4. The refusal to deliver. Job had not been proud, unbelieving, self-contained. He had prayed. But God appeared not to hear or regard him (verse 20).

II. GOD IS NEVER CRUEL TO MAN. Job was now charging God foolishly. We have to judge of a man's character by his deeds till we know him. Then, if we become fully assured that he is good, we reverse the process, and estimate any dubious-looking conduct by the clear character of the man In the same way, after we have come to know that God is a true Father, that his nature is love, our wisest course is not to fling off our faith, and charge God with cruelty when he deals with us in what looks to us like a harsh manner. He cannot be false to his nature. But our eyes are dim; our sight is short; our self-centred experience perverts our judgment. We have to learn to trust the constant character of God when we cannot understand his present conduct.

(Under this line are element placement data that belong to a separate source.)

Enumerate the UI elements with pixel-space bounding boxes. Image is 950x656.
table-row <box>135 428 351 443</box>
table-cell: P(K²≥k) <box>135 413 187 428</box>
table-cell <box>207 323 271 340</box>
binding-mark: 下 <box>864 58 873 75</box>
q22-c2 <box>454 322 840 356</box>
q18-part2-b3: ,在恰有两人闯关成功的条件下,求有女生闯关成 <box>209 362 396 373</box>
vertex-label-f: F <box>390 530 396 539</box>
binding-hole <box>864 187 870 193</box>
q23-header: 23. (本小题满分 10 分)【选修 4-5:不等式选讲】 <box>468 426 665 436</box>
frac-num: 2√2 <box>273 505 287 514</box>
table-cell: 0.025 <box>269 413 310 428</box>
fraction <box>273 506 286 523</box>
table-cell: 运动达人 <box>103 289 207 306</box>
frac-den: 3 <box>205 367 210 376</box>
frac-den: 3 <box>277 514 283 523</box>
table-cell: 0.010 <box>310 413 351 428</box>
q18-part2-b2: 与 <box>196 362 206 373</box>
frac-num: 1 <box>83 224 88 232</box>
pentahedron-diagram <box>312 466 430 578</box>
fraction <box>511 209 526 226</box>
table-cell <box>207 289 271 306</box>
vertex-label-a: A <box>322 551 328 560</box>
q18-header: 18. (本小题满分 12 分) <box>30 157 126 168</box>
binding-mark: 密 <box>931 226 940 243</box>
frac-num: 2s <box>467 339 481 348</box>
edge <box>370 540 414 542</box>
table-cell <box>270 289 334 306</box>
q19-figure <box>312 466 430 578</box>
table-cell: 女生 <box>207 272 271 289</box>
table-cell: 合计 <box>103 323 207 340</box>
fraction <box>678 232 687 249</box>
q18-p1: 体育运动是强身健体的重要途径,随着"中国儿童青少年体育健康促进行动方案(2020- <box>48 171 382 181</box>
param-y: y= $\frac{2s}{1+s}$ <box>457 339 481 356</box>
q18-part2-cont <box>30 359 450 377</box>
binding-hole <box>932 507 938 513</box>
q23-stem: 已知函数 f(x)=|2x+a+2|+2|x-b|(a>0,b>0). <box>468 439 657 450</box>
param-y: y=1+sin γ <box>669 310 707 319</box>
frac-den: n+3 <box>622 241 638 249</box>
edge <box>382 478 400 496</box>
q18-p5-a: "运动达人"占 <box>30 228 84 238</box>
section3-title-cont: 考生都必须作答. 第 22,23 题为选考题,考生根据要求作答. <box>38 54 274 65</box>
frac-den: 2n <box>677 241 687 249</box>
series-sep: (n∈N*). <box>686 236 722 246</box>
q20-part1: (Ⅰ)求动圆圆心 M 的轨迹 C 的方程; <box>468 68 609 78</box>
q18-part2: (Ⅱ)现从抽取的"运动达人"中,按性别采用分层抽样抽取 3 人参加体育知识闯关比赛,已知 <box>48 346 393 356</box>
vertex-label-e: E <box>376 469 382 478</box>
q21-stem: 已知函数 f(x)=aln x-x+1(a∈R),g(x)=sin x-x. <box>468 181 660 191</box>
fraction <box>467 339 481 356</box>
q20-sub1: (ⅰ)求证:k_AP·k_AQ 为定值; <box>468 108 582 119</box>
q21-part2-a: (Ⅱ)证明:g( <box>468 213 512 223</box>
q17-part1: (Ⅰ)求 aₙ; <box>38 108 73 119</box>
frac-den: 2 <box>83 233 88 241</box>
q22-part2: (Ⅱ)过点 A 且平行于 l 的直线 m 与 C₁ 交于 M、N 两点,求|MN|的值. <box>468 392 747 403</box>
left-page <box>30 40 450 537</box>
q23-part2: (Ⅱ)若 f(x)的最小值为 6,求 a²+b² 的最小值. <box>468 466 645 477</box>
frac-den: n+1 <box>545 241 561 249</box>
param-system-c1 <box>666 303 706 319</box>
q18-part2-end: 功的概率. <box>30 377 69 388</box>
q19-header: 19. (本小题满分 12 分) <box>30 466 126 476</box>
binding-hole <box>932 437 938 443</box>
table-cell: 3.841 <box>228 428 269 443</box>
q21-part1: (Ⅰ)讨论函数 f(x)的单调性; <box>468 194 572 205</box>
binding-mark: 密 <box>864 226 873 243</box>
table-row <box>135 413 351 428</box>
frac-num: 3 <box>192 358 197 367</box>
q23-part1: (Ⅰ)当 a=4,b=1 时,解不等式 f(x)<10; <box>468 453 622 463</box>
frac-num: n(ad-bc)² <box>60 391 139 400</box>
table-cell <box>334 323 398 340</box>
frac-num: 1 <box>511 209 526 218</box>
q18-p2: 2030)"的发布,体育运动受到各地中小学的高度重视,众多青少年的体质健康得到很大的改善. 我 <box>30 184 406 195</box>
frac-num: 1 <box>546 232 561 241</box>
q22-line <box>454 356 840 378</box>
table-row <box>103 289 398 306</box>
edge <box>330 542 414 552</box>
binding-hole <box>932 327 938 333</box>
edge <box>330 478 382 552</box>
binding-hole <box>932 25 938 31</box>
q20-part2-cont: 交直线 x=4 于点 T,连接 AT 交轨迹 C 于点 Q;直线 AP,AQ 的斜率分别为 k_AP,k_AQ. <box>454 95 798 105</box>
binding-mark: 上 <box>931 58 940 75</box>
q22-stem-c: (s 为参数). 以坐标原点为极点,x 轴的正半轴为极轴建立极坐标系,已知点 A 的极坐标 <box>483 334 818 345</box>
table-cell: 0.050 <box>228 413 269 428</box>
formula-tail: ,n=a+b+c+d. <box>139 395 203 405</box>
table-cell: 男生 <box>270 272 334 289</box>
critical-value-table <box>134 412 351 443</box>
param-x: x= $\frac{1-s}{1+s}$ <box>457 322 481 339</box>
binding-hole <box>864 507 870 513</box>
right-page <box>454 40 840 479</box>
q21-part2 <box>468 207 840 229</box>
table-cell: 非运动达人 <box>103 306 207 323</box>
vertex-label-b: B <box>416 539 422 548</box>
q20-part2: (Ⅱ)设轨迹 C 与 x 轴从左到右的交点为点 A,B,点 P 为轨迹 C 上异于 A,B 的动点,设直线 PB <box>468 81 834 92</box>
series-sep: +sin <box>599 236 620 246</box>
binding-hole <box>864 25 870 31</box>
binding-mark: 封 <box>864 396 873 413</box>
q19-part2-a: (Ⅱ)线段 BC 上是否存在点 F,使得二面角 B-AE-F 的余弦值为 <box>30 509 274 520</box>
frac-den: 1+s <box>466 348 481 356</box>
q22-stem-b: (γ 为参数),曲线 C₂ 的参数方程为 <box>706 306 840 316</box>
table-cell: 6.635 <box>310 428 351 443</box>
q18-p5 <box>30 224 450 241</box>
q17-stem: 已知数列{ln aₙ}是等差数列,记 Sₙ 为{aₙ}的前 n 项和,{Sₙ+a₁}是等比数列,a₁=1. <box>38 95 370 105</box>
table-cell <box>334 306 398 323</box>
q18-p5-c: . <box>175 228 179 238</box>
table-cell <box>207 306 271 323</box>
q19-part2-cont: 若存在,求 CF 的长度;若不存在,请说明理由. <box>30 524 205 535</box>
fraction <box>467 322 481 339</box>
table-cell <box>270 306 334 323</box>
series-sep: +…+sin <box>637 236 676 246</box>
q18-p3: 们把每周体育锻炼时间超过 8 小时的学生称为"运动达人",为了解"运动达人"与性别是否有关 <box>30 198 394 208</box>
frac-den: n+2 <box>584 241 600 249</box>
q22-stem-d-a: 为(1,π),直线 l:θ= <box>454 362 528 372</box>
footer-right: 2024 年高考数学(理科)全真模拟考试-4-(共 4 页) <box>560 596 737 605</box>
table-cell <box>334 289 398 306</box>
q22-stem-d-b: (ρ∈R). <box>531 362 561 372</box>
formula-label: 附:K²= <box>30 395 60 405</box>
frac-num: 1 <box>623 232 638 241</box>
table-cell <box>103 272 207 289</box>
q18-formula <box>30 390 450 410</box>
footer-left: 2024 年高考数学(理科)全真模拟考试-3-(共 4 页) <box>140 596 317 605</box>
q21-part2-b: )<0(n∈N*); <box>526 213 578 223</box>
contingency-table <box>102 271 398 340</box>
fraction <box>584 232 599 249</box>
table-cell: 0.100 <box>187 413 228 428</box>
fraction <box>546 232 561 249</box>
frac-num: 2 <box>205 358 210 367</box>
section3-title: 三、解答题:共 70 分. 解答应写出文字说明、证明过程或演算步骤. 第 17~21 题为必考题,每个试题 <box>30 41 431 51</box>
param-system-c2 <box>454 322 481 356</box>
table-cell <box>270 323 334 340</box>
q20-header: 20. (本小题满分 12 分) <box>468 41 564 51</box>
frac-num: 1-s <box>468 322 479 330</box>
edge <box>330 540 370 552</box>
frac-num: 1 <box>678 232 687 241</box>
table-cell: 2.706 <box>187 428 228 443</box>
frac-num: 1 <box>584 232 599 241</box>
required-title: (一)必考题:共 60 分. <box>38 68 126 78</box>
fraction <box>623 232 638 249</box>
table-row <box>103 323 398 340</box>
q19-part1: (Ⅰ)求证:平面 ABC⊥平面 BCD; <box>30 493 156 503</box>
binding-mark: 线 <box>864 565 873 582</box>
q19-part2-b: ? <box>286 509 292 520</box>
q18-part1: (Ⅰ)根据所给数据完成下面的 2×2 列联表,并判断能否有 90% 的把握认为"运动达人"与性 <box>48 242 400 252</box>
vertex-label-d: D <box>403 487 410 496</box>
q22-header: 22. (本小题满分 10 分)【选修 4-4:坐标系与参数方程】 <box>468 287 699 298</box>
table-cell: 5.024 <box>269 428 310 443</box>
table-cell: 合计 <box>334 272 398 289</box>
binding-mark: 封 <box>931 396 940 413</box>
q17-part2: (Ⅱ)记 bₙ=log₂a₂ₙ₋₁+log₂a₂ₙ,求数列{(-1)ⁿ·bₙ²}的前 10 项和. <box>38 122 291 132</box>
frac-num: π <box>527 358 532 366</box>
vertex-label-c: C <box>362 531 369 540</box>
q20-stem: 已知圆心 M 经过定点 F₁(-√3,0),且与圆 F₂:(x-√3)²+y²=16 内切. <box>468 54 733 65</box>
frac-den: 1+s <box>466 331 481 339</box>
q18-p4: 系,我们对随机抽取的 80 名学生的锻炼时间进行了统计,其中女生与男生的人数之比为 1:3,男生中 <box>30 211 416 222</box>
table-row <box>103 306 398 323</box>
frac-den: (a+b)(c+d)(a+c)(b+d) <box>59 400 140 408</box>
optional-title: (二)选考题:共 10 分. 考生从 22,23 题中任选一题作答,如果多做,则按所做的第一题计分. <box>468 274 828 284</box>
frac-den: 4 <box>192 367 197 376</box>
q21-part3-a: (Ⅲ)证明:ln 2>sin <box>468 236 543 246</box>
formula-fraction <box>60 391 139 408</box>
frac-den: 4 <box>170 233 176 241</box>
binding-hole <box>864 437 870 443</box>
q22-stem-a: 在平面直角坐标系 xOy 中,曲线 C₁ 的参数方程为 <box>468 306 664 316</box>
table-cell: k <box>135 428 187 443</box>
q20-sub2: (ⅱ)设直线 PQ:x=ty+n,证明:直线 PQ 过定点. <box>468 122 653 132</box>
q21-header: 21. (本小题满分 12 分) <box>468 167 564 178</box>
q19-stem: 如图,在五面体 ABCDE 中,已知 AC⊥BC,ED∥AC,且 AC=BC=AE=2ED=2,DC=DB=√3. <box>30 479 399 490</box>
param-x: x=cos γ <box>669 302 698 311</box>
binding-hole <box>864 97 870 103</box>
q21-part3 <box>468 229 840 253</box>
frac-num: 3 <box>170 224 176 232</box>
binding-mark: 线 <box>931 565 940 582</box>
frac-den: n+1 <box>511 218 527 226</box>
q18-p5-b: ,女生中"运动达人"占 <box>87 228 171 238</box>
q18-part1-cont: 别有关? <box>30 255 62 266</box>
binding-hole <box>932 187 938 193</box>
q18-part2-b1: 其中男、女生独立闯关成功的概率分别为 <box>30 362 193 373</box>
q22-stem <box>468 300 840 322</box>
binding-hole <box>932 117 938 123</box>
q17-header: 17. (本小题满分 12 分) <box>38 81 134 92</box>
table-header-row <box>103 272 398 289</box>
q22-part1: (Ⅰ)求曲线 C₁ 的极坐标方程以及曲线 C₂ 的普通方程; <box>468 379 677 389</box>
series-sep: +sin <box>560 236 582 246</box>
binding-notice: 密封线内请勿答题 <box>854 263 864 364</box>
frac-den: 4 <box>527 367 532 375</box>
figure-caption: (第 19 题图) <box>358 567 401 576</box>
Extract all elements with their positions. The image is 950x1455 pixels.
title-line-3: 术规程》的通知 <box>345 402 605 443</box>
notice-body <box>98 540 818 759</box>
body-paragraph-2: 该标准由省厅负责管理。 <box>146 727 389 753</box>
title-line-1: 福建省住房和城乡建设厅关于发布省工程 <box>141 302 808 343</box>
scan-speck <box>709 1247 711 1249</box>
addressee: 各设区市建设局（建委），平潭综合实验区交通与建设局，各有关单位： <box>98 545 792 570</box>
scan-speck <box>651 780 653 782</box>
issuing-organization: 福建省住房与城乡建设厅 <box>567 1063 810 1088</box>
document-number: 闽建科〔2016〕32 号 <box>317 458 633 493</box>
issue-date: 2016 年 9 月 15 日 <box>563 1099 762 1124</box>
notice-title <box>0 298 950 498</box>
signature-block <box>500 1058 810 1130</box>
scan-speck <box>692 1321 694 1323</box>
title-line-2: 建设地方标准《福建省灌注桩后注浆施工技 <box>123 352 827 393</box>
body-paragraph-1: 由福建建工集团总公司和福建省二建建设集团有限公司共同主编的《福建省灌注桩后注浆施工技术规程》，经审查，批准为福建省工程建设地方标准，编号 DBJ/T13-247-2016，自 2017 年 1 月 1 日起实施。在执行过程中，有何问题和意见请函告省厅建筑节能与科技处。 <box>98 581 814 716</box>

III. NARROW RELIGIOUS VIEWS LEAD TO UNJUST CHARGES AGAINST GOD. Job's three friends were to a large extent responsible for the patriarch's condition of mind, in which he was driven to charge God with cruelty. They had set up an impossible rule, and the evident falsehood of it had driven Job to desperation. A harsh orthodoxy is responsible for very much unbelief. Self-elected advocates of God have thus a good deal of mischief to answer for. In attempting to defend the Divine government some of these people have presented it in a very ugly light. Whilst they have been dinning their formal precepts into men's ears on what they regard as the authority of revelation, they have been rousing a spirit of revolt, till what is most Divine in man, his conscience, has risen up and protested against their dogmas. From the days of Job till our own time theology has too often darkened the world's idea of God. If we turn from man to God himself, we shall discover that he is better than his advocates represent him to be. When it is our duty to speak of religion, let us be careful not to fall into the error of Job's friends, and generate hard thoughts of God by narrow, un-Christ-like teachings.—W.F.A.